With respect to the first ineffective assistance of counsel claim, defendant makes no allegations as to what specific action would have made a difference. His then-counsel does not provide any support for his petition. Moreover, defendant was obliged to bring this claim within five years of the date of his conviction, not almost fourteen years after his original sentencing. R. 3:22-12(a). There was no excusable neglect to lift the five-year bar. Indeed, defendant completed his prison sentence and only sought to challenge his conviction when he was unsuccessful in being released from his civil commitment pursuant to the SVPA. In any event, defendant should have appealed from the denial of his motion to withdraw his guilty plea made at the time he was sentenced. He did not do so then and cannot use PCR to do so now. PCR is not available as a substitute for a direct appeal. R. 3:22-3.
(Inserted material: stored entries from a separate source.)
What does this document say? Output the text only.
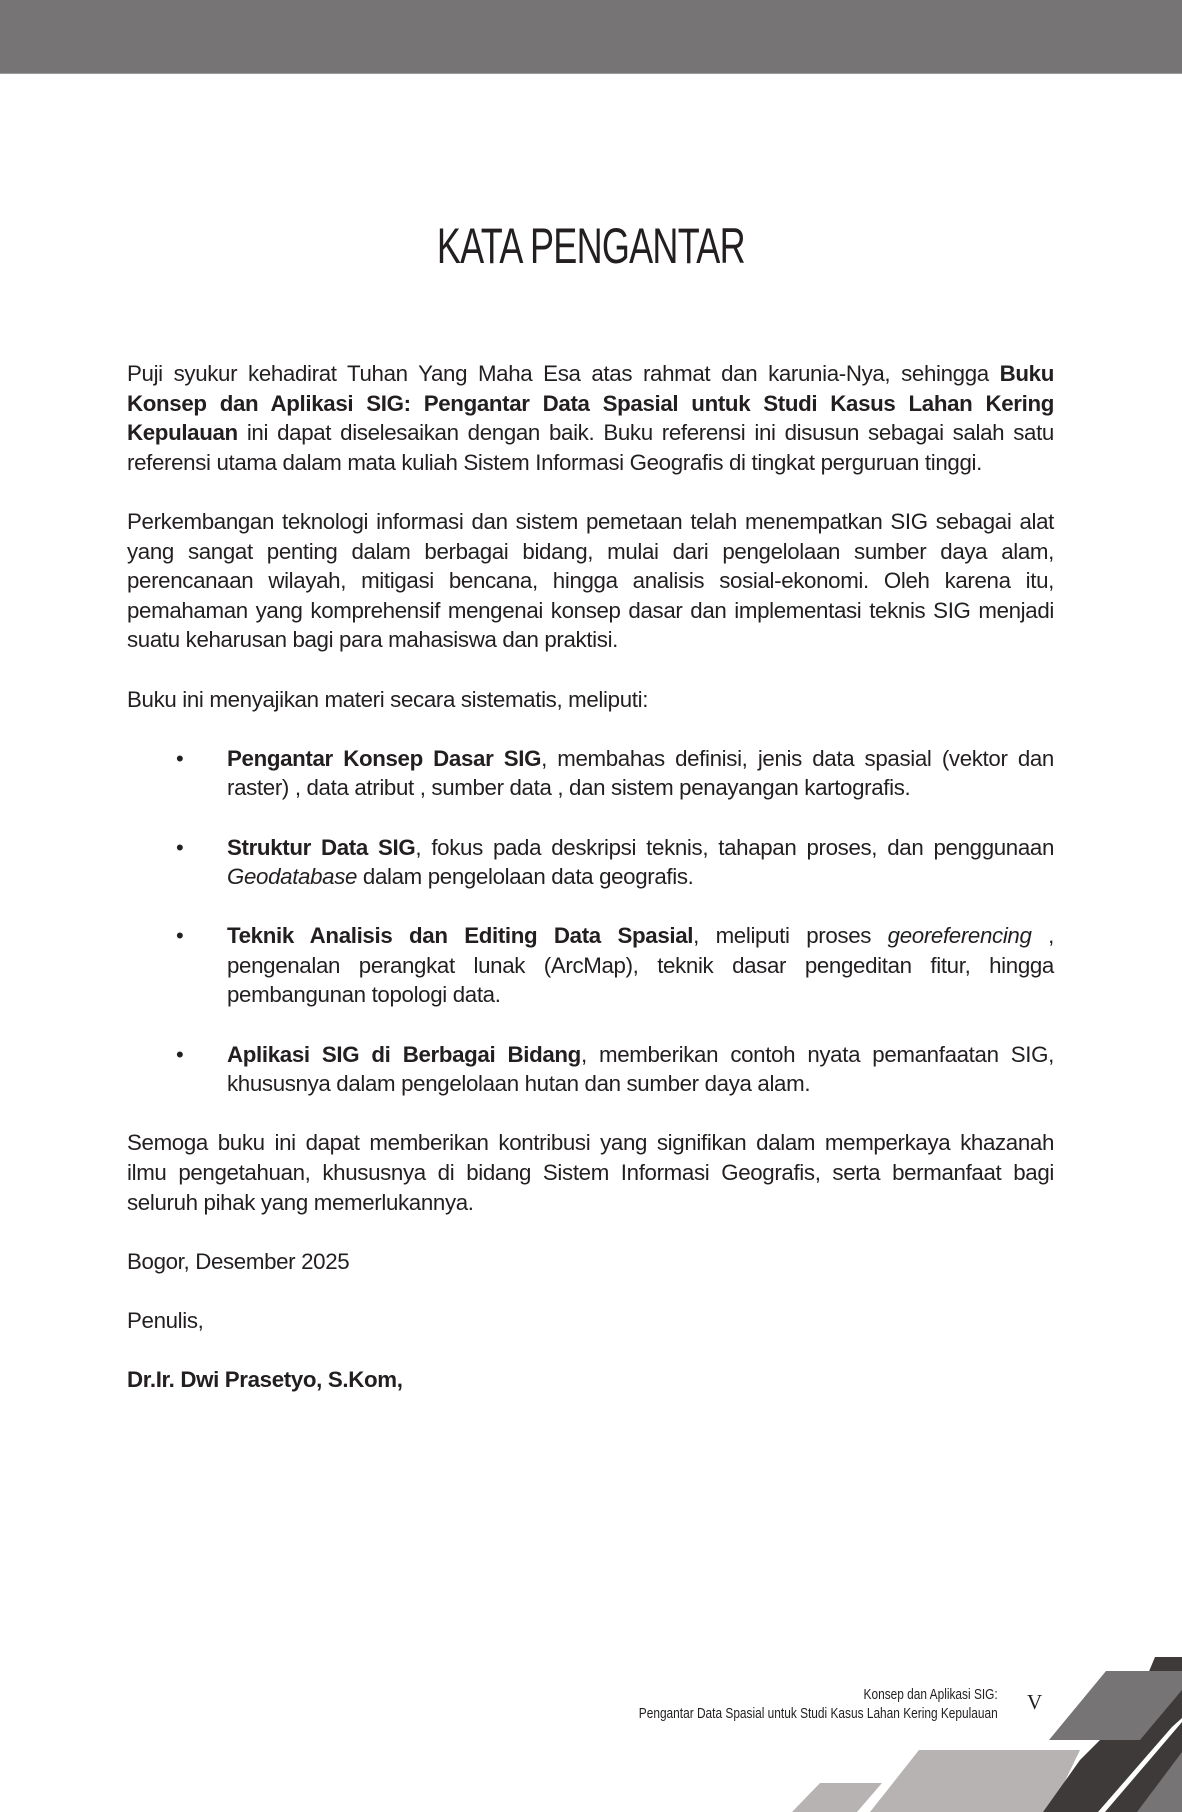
KATA PENGANTAR

Puji syukur kehadirat Tuhan Yang Maha Esa atas rahmat dan karunia-Nya, sehingga Buku Konsep dan Aplikasi SIG: Pengantar Data Spasial untuk Studi Kasus Lahan Kering Kepulauan ini dapat diselesaikan dengan baik. Buku referensi ini disusun sebagai salah satu referensi utama dalam mata kuliah Sistem Informasi Geografis di tingkat perguruan tinggi.

Perkembangan teknologi informasi dan sistem pemetaan telah menempatkan SIG sebagai alat yang sangat penting dalam berbagai bidang, mulai dari pengelolaan sumber daya alam, perencanaan wilayah, mitigasi bencana, hingga analisis sosial-ekonomi. Oleh karena itu, pemahaman yang komprehensif mengenai konsep dasar dan implementasi teknis SIG menjadi suatu keharusan bagi para mahasiswa dan praktisi.

Buku ini menyajikan materi secara sistematis, meliputi:

• Pengantar Konsep Dasar SIG, membahas definisi, jenis data spasial (vektor dan raster) , data atribut , sumber data , dan sistem penayangan kartografis.
• Struktur Data SIG, fokus pada deskripsi teknis, tahapan proses, dan penggunaan Geodatabase dalam pengelolaan data geografis.
• Teknik Analisis dan Editing Data Spasial, meliputi proses georeferencing , pengenalan perangkat lunak (ArcMap), teknik dasar pengeditan fitur, hingga pembangunan topologi data.
• Aplikasi SIG di Berbagai Bidang, memberikan contoh nyata pemanfaatan SIG, khususnya dalam pengelolaan hutan dan sumber daya alam.

Semoga buku ini dapat memberikan kontribusi yang signifikan dalam memperkaya khazanah ilmu pengetahuan, khususnya di bidang Sistem Informasi Geografis, serta bermanfaat bagi seluruh pihak yang memerlukannya.

Bogor, Desember 2025

Penulis,

Dr.Ir. Dwi Prasetyo, S.Kom,

Konsep dan Aplikasi SIG:
Pengantar Data Spasial untuk Studi Kasus Lahan Kering Kepulauan V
With respect to not being advised that he could be committed beyond his prison term, defendant is not constitutionally entitled to clairvoyance by his attorney. His attorney cannot be faulted in 1993 for not anticipating that the Legislature would adopt the SVPA, effective August 12, 1999.
N.J.S.A. 30:4-27.24. The fact that defendant signed a plea form referencing that he could spend a longer time in prison were he sentenced to Avenel is not the same as being confined beyond his maximum sentence. An Avenel sentence refers to a possible longer term in prison within defendant's fifteen year maximum, not beyond it. Nevertheless, defendant still is unsuccessful on this point because he is not entitled to pipeline retroactivity under State v. Bellamy, 178 N.J. 127, 139 (2003), where pre-plea advice on the implication of civil commitment under the SVPA was found to be necessary, ensuring a voluntary and knowing plea was entered. Because the issues raised by defendant could be decided on the record presented, no hearing was required. The trial court did not err by not conducting a hearing.
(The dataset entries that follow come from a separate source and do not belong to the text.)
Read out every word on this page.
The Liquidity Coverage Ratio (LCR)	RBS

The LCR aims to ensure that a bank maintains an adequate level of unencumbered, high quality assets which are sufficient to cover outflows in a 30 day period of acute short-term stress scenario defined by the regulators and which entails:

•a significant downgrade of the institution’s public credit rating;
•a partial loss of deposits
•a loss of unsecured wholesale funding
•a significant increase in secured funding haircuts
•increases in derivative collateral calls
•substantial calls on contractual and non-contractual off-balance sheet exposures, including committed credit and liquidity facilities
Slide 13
In defendant's pro se brief, he contends that he was denied the effective assistance of counsel in his civil commitment hearing. Defendant's appeal is from the order entered by Judge Ravin, which did not include his civil commitment under the SVPA. Thus, there is nothing properly before us to consider.
Moreover, these very arguments, numbered Points I and II in defendant's pro se brief concerning a denial of due process and equal protection of the law, were presented on direct appeal from his civil commitment and rejected by this court as "without sufficient merit to warrant discussion in a written opinion." In re the Civil Commitment of T.J.T., No. A-1335-02T2 (App. Div. July 12, 2004) (slip op. at 16), certif. denied, 183 N.J. 213 (2005) (citing R. 2:11-3(e)(2)).
Additionally, the same issues were presented to the federal district court through a habeas corpus petition challenging his civil commitment judgment and denied by that court. [T.J.T.] v. Harvey, No. 05-5986 (D. N.J. Aug. 7, 2006). The Third Circuit denied defendant's application for a certificate of appealability on March 15, 2007, finding that, for the same reasons stated by the District Court, defendant had not made a substantial showing of the denial of a constitutional right. See [T.J.T.] v. Harvey, No. 07-1863 (D. N.J. May 2, 2007) (slip. op. at 2-3). Thus, even had these same issues been properly raised here, they would have been rejected as previously litigated in not just one, but two prior forums.